The note might say: "The party is moving in a new direction, and we simply don't have a place for you. You can pick up your Joe Lieberman for President bumper sticker on your way out the door."
Like the much vilified Lieberman, I am pro-choice and angered at President Bush's efforts to stop stem-cell research. I have absolutely no problem with civil unions and think Bush has badly managed the war.
But I get a strange sense that the emerging powers that be in the Democratic Party are not so into me anymore.
My sin?

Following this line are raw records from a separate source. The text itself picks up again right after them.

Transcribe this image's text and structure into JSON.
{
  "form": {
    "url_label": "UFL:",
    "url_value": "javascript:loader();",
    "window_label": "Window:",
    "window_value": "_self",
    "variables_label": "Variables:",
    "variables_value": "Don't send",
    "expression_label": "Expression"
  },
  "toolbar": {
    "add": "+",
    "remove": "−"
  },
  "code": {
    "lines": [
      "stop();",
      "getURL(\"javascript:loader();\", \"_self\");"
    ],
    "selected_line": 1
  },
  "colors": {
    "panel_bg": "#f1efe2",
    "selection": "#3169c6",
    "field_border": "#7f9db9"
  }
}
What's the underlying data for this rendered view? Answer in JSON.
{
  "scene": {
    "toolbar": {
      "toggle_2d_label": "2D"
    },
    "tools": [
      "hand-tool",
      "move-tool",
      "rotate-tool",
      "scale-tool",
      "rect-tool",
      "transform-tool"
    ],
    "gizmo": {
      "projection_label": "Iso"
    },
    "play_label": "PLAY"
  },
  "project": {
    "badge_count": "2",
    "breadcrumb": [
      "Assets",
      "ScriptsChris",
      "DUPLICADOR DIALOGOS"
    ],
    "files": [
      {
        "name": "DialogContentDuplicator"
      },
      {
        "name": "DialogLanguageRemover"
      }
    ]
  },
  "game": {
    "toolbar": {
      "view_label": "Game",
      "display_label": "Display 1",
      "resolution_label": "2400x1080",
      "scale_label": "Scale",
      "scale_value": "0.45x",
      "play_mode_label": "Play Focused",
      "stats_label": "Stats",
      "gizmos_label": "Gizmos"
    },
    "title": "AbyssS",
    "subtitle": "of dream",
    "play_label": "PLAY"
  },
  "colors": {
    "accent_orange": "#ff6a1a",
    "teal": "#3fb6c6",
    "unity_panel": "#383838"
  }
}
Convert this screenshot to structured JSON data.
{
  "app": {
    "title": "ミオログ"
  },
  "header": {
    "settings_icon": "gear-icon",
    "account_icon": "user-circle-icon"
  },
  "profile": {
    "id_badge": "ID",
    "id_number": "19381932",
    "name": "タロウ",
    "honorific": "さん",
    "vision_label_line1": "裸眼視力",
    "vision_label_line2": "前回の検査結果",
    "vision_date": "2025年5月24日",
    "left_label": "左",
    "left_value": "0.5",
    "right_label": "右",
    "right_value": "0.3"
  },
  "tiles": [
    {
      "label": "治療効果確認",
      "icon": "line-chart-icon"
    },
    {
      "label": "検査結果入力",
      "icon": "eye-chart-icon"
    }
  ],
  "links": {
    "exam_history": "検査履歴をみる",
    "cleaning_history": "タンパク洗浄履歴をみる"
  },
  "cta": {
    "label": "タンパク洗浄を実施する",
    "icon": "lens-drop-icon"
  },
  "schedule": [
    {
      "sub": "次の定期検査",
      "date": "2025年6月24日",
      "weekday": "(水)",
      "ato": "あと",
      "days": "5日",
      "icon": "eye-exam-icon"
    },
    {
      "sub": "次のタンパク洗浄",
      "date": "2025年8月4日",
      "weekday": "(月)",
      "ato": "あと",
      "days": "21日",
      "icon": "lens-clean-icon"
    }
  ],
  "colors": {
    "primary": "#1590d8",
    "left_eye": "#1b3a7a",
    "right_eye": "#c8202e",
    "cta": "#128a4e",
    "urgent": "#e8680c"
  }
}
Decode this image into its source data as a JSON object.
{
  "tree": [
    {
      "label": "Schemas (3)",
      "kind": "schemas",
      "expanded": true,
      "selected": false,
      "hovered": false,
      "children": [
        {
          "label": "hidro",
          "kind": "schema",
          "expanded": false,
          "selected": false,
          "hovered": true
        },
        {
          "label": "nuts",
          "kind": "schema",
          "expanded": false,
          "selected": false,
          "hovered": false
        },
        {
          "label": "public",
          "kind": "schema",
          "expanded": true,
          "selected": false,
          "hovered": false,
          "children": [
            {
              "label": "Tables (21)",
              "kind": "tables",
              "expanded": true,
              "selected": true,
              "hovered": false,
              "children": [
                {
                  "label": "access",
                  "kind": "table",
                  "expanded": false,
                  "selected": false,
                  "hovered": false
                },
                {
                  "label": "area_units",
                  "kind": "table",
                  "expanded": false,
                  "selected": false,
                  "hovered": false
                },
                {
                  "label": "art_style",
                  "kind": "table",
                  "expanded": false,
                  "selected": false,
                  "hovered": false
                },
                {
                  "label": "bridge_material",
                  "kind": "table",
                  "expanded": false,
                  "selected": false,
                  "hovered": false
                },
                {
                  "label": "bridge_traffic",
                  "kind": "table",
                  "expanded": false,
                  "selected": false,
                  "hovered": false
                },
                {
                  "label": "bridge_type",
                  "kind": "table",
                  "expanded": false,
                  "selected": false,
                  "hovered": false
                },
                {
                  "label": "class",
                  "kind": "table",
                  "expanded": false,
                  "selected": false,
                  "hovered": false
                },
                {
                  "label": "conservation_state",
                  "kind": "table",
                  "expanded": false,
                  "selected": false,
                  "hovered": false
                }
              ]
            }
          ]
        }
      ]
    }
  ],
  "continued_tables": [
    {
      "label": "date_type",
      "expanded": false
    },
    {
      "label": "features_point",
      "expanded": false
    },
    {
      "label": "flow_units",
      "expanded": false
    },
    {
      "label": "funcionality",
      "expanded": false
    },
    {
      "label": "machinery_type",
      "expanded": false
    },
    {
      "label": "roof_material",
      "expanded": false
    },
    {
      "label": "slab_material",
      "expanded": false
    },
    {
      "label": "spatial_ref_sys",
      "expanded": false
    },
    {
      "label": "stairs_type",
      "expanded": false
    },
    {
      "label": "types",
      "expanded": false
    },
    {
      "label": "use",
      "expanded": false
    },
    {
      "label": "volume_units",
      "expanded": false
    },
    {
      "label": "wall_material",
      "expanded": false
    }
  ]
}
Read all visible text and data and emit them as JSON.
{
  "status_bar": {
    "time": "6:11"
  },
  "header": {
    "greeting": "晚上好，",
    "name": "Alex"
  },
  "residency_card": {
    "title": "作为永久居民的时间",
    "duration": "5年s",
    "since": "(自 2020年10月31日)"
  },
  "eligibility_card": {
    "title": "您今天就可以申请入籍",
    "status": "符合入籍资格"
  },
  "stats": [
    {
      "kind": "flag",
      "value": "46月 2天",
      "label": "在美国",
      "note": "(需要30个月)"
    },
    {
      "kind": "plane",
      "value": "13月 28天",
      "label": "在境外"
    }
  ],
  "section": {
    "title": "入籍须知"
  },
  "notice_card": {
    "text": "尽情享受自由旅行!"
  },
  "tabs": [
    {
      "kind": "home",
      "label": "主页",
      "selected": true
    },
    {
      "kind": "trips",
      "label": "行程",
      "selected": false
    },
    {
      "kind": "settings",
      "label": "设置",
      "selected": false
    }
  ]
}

I voted for - no, much worse, I worked for - Joe Lieberman.
Dean's old campaign organization, now called Democracy for America, led by Dean's brother, Jim, along with virtually every liberal blog, is calling for Lieberman to be purged from the Democratic Party over his support of the Iraq war. They are desperately trying to knock him off in next month's Senate primary in Connecticut.
Admittedly, Joe's rhetoric reminds me a little of the structural engineer of the Titanic arguing that the design was sound even as the ship sank into the abyss.
But Lieberman's position on the war is not so out of the mainstream. Like many Americans, I realize that the war was a colossal mistake but also fear the long-term consequences of leaving behind a failed state in the heart of the Middle East. Does that make me a Bush sympathizer? Hardly.
I understand that Lieberman is given no quarter from the left because he represents a staunchly blue state. And if Connecticut Democrats want him gone, so be it. But Dean and his allies are taking it a step further. Under the banner of a Lieberman loss, they are trying to flex some political muscle with potential Democratic presidential candidates and force them to adhere to their platform or else be crushed.
That means you, Hillary.
This is a very bad strategy if we want to win Ohio in 2008.
Lieberman received 19,000 votes in the 2004 New Hampshire presidential primary. That was slightly more than one-third of Dean's haul. Not much Joe-mentum in those numbers. But remember, 11 months later John Kerry won the general election in New Hampshire by a mere 9,000 votes.
And believe me, if you voted for Lieberman in the primary, you must have really liked him because our campaign was deader than disco by the last week.
So how many Lieberman voters can the party afford to discard? Not many.
Like it or not, the Deaniacs need Lieberman. Actually, they need what Lieberman represents. Al Gore did not select Lieberman because of his good looks in 2000. He picked him because he brought the moderate sensibility and moral leadership that many in this nation want. Gore thought that would help pull voters to the Democratic ticket. And it did.